Billy Rafferty

Personal information
- Full name: William Henry Rafferty
- Date of birth: 30 December 1950 (age 74)
- Place of birth: Glasgow, Scotland
- Position(s): Forward

Youth career
- –: Port Glasgow
- –: Coventry City

Senior career*
- Years: Team / Apps / (Gls)
- 1968–1972: Coventry City / 27 / (3)
- 1972–1974: Blackpool / 36 / (9)
- 1974–1976: Plymouth Argyle / 90 / (35)
- 1976–1978: Carlisle United / 72 / (27)
- 1978–1979: Wolverhampton Wanderers / 44 / (6)
- 1979–1980: Newcastle United / 39 / (6)
- 1980–1984: Portsmouth / 102 / (40)
- 1984–1985: AFC Bournemouth / 58 / (19)
- 1985–1988?: Farense / 79 / (53)
- –: Louletano / 12 / (14)

= Billy Rafferty =

Scottish footballer

William Henry Rafferty (born 30 December 1950) is a Scottish retired footballer who played as a forward. He appeared in the Football League for Coventry City, Blackpool, Plymouth Argyle, Carlisle United, Wolverhampton Wanderers, Newcastle United, Portsmouth and AFC Bournemouth, scoring 145 goals in 468 matches. He finished his career in Portugal with spells at Louletano and Farense.

Rafferty began his league career with Coventry City after joining them from Port Glasgow but found opportunities few and far between. A move to Blackpool in 1972 saw him play and score more regularly before joining Plymouth Argyle a year later. With his striking partner, Paul Mariner, he became an important player in the Argyle side that won promotion to the Football League Second Division in 1975. Their partnership contributed 47 goals to the campaign, with Rafferty scoring 26.

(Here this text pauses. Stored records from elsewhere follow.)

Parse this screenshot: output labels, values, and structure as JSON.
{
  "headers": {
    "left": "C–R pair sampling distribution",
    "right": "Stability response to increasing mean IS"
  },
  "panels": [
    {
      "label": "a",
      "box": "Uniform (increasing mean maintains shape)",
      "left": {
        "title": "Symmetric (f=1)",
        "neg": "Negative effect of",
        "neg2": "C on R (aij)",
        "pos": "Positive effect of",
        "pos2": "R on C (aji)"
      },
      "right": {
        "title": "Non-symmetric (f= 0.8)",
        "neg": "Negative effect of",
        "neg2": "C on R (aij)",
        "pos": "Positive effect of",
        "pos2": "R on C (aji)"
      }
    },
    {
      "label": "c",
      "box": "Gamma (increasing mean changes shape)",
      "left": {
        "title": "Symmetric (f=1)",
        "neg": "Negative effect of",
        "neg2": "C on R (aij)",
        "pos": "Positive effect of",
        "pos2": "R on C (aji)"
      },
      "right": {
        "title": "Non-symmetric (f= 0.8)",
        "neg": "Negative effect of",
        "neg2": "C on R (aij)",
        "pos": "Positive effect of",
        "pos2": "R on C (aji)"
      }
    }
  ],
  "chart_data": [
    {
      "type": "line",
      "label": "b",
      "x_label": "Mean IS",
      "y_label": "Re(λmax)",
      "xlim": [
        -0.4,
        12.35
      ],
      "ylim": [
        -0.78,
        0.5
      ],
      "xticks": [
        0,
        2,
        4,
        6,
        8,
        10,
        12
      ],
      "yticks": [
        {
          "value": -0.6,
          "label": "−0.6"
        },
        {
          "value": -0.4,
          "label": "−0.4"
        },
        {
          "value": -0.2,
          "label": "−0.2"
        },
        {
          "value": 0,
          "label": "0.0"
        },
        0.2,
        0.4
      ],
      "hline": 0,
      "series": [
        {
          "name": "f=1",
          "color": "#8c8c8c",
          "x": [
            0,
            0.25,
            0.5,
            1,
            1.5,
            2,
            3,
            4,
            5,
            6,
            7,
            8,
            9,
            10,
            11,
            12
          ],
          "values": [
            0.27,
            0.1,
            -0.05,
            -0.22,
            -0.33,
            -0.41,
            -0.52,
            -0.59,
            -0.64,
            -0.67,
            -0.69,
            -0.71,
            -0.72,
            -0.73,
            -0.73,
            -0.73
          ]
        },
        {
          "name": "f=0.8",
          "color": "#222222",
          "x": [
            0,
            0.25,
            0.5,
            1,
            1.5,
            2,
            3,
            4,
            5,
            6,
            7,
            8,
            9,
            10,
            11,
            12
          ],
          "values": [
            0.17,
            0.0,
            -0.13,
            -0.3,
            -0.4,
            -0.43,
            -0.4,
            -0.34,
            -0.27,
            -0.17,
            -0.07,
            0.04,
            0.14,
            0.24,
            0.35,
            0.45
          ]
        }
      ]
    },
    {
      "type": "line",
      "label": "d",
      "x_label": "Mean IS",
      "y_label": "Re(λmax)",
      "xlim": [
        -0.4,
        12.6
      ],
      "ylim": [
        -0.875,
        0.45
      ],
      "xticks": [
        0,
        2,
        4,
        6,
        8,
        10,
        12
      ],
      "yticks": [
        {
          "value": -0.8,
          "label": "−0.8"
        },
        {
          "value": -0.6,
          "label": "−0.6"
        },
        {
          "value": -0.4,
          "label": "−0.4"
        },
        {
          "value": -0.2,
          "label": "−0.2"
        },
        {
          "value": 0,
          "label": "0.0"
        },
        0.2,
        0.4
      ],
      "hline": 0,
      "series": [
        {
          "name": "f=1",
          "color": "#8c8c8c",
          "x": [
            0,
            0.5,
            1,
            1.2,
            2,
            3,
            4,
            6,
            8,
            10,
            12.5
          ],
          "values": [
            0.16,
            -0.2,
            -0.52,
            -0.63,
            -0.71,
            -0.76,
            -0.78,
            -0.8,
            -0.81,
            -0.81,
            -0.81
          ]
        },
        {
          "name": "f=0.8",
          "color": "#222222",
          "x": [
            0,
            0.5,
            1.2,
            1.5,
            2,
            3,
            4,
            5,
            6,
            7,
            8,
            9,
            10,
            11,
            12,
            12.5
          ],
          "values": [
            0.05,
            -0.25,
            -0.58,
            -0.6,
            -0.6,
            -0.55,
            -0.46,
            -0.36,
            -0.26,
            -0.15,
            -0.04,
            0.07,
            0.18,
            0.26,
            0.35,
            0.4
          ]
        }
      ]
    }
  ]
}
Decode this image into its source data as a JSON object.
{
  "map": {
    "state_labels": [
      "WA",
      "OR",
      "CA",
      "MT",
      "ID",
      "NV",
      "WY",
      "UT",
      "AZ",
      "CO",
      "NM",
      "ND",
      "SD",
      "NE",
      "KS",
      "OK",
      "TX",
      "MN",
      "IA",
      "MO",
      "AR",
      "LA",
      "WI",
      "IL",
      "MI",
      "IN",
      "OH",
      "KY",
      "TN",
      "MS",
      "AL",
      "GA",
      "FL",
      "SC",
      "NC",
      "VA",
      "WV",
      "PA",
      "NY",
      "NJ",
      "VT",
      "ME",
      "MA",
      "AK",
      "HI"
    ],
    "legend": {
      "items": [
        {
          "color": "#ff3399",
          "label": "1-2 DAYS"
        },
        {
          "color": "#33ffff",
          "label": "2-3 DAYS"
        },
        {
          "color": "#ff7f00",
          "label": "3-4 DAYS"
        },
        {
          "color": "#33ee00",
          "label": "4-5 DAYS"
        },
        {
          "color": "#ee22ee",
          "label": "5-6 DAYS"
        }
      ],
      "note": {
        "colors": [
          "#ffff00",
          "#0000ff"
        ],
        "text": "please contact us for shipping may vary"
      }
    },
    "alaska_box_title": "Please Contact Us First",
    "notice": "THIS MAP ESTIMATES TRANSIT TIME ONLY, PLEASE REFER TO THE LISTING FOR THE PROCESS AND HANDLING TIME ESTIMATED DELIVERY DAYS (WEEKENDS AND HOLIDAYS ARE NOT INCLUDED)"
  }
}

He then joined Carlisle United where he continued to score regularly. He moved on to Wolverhampton Wanderers and Newcastle United. After Newcastle he joined Portsmouth in 1980. At Portsmouth, Rafferty once again became a key striker, winning the Third Division championship in 1983 before joining AFC Bournemouth, which would be his last league club in England.